If another outlet is reporting the same story—say the New York Times picks up something the Washington Post reports, Rogow says “look for the words ‘independently verified.’ That means reporters have verified sources for themselves and aren’t just repeating what someone else wrote. This is where you can see who is doing their own reporting” and who is just linking back to the original story—which is how the echo chamber forms. Oh, and teach your kids the words “echo chamber.” Silva emphasizes that “the standards that journalists aspire to are fairness and balance, fact-checking and verification.”
An instructive story for this lesson? The Washington Post’s story on the women who came forward with their stories of Roy Moore’s alleged harassment and assault when they were teenagers. Point out to your kids how the reporters verified that Leigh Corfman told two friends at the time and her mother ten years later; note that they emphasize that she told her story consistently over six interviews, and that other women reported similar interactions with Moore when they were teenagers.
If you want to show your kids an excellent example of dishonest so-called journalism, take a look at James O’Keefe’s undercover “sting” operation against the Washington Post, and how the Post reporter did her due diligence in researching the “source” (a plant) and trying to verify her account. “The journalists were following their standards, and that’s when [the source’s] story began to fall apart. This could be an amazing conversation with high-school students: that Project Veritas went into this interview with the intention of proving a certain point—they went into it with an agenda and a bias against the Post for the [earlier] Roy Moore story. That’s a cardinal rule: Minimize bias. Journalists ask, ‘what are the facts? what can I verify?’ They don’t go into it with the facts already written,” says Silva.
Journalism 101 would also include a primer on the difference between the news and editorial sides of an organization. “On Fox News, Sean Hannity is the opinion guy and Shepherd Smith is the journalist. Kids should ask ‘Am I looking at the news or at someone’s opinion?’ The news side is sticking to the facts; opinion is more contentious. One tip: If there’s one person on the screen, it’s likely news.
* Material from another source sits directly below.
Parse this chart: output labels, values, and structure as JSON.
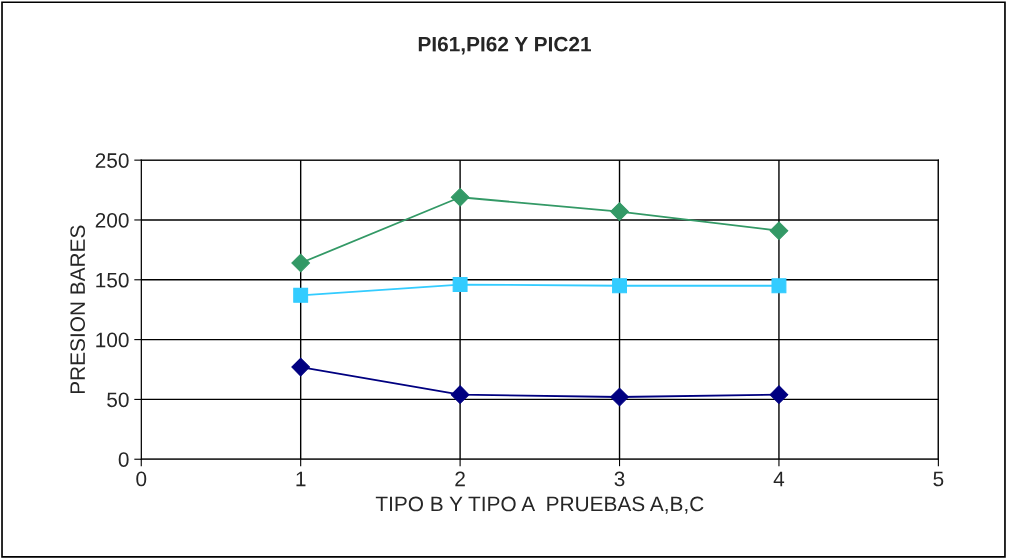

If there are four or five, it’s likely opinion, but you still need to listen carefully to what they are saying,” says Silva.
Use Tools
“Use fact-checking sites,” says Rogow. “Kids can learn to cut and paste a headline into Snopes. You can also do a link search [using a tool like OpenLinkProfiler] to see who’s linking to a story—Infowars will look like it’s very popular, but you can scroll down and see who these people are. Parents can reflect their own values here—if it’s linked by a Nazi site, you’ll point out that maybe it’s not credible.”
Parents can also use Checkology, an online course for increasing media literacy for kids, and show kids how to do a reverse image search or how to use TinEye on dubious photos, like the one supposedly showing an Antifa member attacking a police officer.